1. Street collections are normally, but not exclusively, allocated to charities registered with the Charities Commission (the type of rare exceptions to this would be an urgent, one-off local appeal).
2. All charities undertaking collections in the district must have links to a registered office in the district. Examples of links would include collectors living or working in the district, a shop or business based in the district or money being raised for a cause within the district.
3. Applications must be made on the charity's letter headed notepaper or from the charity's legitimate and traceable email address.
Bureaucracy, bureaucracy, bureaucracy. So in order to raise money in the street in England to help Ukraine, I have to register a charity with the Charities Commission? This is insane. Why is there an exception only for urgent, one-off local appeals? Can’t there be an exception for the dying, injured and starving on the front line in Ukraine? Unlike some sorts of unregulated fundraising, such as all these “crowdfunding” websites that don’t seem to work, I actually explained that I am a lawyer and I am going to be establishing a trust into which the funds will be paid and applied in accordance with a transparent set of terms and conditions. But that doesn’t fit the government’s local rules, and the intrinsic merits of the exercise are quite lost upon them.
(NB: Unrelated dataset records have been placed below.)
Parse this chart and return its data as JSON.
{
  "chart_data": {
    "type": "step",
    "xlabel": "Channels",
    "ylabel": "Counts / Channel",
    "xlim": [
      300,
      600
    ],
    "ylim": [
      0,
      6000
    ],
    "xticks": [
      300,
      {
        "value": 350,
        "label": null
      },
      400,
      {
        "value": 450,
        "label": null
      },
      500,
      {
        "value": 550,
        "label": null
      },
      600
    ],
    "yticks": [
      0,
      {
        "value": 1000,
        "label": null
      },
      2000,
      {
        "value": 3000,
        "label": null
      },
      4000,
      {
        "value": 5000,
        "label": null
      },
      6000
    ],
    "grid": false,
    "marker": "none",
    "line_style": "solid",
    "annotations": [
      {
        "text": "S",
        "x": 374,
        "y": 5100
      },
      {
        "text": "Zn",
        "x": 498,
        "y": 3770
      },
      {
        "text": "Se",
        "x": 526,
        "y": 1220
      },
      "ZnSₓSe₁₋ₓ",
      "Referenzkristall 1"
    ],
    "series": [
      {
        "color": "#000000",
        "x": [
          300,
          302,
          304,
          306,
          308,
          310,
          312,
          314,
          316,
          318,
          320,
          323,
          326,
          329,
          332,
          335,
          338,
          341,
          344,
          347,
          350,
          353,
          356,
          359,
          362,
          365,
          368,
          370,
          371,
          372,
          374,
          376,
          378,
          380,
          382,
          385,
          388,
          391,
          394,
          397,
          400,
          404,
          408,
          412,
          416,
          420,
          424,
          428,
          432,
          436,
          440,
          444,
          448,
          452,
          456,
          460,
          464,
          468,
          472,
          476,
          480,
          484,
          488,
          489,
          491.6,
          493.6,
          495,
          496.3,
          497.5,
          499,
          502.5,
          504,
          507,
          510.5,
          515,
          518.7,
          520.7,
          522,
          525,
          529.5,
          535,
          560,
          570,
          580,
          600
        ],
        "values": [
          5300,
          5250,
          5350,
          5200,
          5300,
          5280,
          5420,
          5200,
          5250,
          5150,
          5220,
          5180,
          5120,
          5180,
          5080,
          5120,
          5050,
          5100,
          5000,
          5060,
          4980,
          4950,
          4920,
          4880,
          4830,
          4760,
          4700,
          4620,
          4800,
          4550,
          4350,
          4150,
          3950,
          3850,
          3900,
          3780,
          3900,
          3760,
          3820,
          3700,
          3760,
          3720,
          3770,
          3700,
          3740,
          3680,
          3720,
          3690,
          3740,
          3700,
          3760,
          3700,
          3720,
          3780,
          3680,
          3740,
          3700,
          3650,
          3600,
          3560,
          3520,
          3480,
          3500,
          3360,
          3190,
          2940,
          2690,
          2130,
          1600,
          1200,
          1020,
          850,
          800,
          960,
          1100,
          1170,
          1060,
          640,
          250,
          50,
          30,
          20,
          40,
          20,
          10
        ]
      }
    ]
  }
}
Those people should wake up. Here in Ukraine we are fighting for the future of Europe, and all the British government can do is set rules stopping people from trying to help. We’ll have to find another way. I’m not going to give up. That’s not my style. I never give up. You keep on fighting. You keep going to the end.
I hear news that Congress will be having another vote on the Ukraine funding bill on 14 December. That’s the same day as Vladimir Putin is giving his “state of the nation” speech to Russians. One of my friends thinks that the reason for the aggressive push to seize Avdiivka at the current stage is because Mr Putin need something to show the Russian people in his “state of the nation” speech. It’s possible, I suppose, but Mr Putin is hardly the great democrat in thrall to the will of the people. Rather with him it’s the other way round: in his state of the nation speech he does not seek his people’s approval but instead he tells Russians what they all ought to be thinking. In any event, the next couple of days are going to be critical, both in Avdiivka and in Washington, DC. I urge the valiant Ukrainian soldiers not to give up Avdiivka, just as I am not giving up on them. We will find a way through. Slava Ukraini. I will do some more fundraising work, and then I will had off to see my weird and wonderful cast of friends in Moss Eisley Space Port. At least I know how to walk there without Google Maps, because that doesn’t work right now.